Sensitivity of GISAC EIA for detection of IgG anti-SARS-CoV-2 NP antibody in oral fluid specimens by total IgG concentration

IgG conc.	Seropositive children			Seropositive staff			Seropositive overall
	No. NP positive	No. NP negative	% positive	No. NP positive	No. NP negative	% positive	No. NP positive	No. NP negative	% positive
>10 mg/L	22	7	75.9%	94	39	70.7%	116	46	71.6%
2–10 mg/L	37	7	84.1%	34	20	63.0%	71	27	72.4%
1–2 mg/L	12	2	85.7%	3	3	50.0%	15	5	75.0%
<1mg/L	2	2	50.0%	0	2	0.0%	2	4	33.3%
Overall	73	18	80.2%	131	64	67.2%	204	82	71.3%

IgG, immunoglobulin subclass G (total, non-SARS-CoV-2-specific IgG).

As anticipated, overall sensitivity of detection of SARS-CoV-2 IgG OF antibodies was lower than that of serum antibodies. By comparing three different OF SARS-CoV-2 antibody assays, we found that the sensitivities of the IgG isotype capture EIAs (80% for NP, 78% for S) were significantly higher than those of the indirect EIA (RBD, 53%) when testing OFs from children, while specificities were similar at 99% for all three assays. Overall, the observed sensitivity and specificity data is in keeping with those of other recent studies (31–34).
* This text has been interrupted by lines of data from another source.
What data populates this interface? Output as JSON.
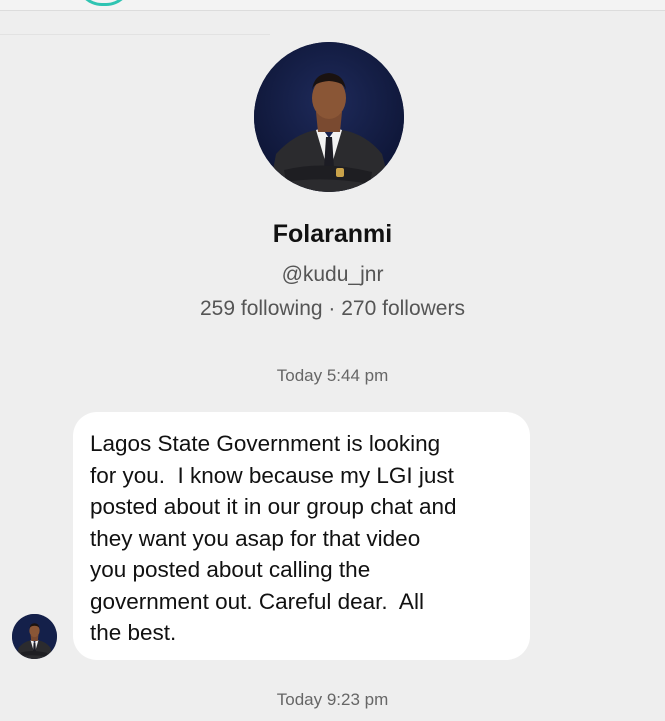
{
  "profile": {
    "display_name": "Folaranmi",
    "username": "@kudu_jnr",
    "follow_stats": "259 following · 270 followers"
  },
  "messages": [
    {
      "timestamp": "Today 5:44 pm",
      "text": "Lagos State Government is looking\nfor you.  I know because my LGI just\nposted about it in our group chat and\nthey want you asap for that video\nyou posted about calling the\ngovernment out. Careful dear.  All\nthe best."
    }
  ],
  "next_timestamp": "Today 9:23 pm",
  "colors": {
    "background": "#eeeeee",
    "bubble": "#ffffff",
    "accent": "#2fc4b2"
  },
  "icons": {
    "avatar": "profile-photo-icon"
  }
}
The comparison between the two capture assays shows that the assay using NP antigen was more sensitive than the S based assay which is consistent with some previous findings in sera and plasma (20, 35), but differs from observations in a recent study comparing the results from sera and saliva collected from children seeking medical care, analyzed using an exploratory Luminex assay including S, RBD, and NP antigens (36). While in a multiplex magnetic microparticle assay using multiple SARS-CoV-2 antigens, the performance with NP-based antigens for OFs from adults was consistently more sensitive than that with spike-based assays (34), the comparison of antibody levels in serum and saliva of Dutch children showed higher IgG levels to S than to NP, with higher levels in saliva than in serum. The difference of the latter result from ours and those of other studies may be partly explained in the difference in specimen type, saliva as collected by Keuning et al. versus the oral fluid we analyzed (36). It has been noted that in adults, up to 20% of seronegative individuals had mucosal SARS-CoV-2 S-specific antibodies, some of which showed in vitro neutralizing capacity (37), and the authors suggested that S protein-specific IgA and IgG at mucosal sites, even in the absence of systemic responses, may be associated with mild COVID-19 and also with younger age.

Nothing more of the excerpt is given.